No matter who they had been before, the lives and family and status they had enjoyed, they only had each other now.
She slipped around the door frame and darted to the fall of stone, scrambling up it in a crouch before withdrawing her blade and standing fully upright, ready to fly down upon whatever fiend had Constantine subdued.
She saw below her not an army of men intent on destroying the earl of Chase but a mot
ley group of folk with bowed heads, dropped to one knee before the man who stood before them.
Peasants. Villagers.
They rose as one and then seemed to mob Constantine, although their intention was obviously benign as the lord returned his sword to his sheath and clasped hands with several men and was embraced by one large woman. The rotund Jeremy hung to the rear of the advancing group, his expression anxious as he neared Constantine.
“Forgive me, milord,” the man was saying, his stringed hood twisted in his hands, revealing the mass of curly brown hair atop his head. “It was Nell who dragged it out of me—sorceress of a woman, she is! She must have used some foul charm, milord.” He dropped his head before Constantine.
“Foul charm,” the large woman sniffed as she drew away from the lord and turned to look at Jeremy with her hands on her wide hips. “You were thick enough to come traipsing through the village at midday with Harmon’s ladder, looking as though you’d just discovered St. George’s lance.”
Jeremy sent the woman a sideways glare. “You said you wouldn’t tell,” he hissed.
“You stole my best”—the woman stuttered to silence as she caught sight of Dori standing atop the pile of stone, Constantine’s blade still gripped in her hand—“apron.”
All eyes shifted up to her and Constantine turned.
Dori felt a lump of ice forming in her chest as the Benningsgate villagers stared at her, their eyes wide and wary, their distrust of her obvious as they took in the ill-fitting article of clothing wrapped several times around Dori’s middle. The apron seemed to suddenly weigh a hundred pounds.
“Milady,” Nell said stiffly and followed the greeting with an equally rigid bob.
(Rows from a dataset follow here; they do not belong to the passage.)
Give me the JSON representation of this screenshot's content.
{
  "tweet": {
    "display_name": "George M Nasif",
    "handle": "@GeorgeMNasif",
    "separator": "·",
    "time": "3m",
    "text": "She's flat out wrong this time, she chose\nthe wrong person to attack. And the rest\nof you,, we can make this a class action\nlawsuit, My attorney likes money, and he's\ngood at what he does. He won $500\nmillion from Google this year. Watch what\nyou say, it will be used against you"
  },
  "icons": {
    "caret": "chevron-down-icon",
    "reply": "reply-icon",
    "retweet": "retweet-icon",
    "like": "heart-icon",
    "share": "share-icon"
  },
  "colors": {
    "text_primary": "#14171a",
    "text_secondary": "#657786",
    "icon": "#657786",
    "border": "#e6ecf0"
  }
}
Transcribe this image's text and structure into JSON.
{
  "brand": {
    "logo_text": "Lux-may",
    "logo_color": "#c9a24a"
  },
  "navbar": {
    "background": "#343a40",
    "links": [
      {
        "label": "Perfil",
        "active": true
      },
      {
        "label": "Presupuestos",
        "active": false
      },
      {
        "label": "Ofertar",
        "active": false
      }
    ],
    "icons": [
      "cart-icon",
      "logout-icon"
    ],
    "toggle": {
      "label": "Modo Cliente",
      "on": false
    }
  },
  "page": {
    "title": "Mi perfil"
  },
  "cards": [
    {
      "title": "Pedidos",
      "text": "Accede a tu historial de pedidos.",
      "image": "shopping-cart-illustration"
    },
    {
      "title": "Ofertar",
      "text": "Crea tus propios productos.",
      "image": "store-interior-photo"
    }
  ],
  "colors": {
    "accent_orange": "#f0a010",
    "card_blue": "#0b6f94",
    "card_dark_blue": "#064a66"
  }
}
Constantine looked to Jeremy with one tawny eyebrow elevated. “I assume they know about Lady Theodora as well.”
“A sorceress, milord,” Jeremy insisted in a desperate whisper.
Constantine only shook his head and then looked back to Dori. “Benningsgate folk, the lady Theodora Rosemont of Thurston Hold.”
No one made a sound, although they continued to stare at her openly. Dori couldn’t help but see hostility in their gaping, and she wondered how the rumors had been twisted by the time they had made their way around to Benningsgate.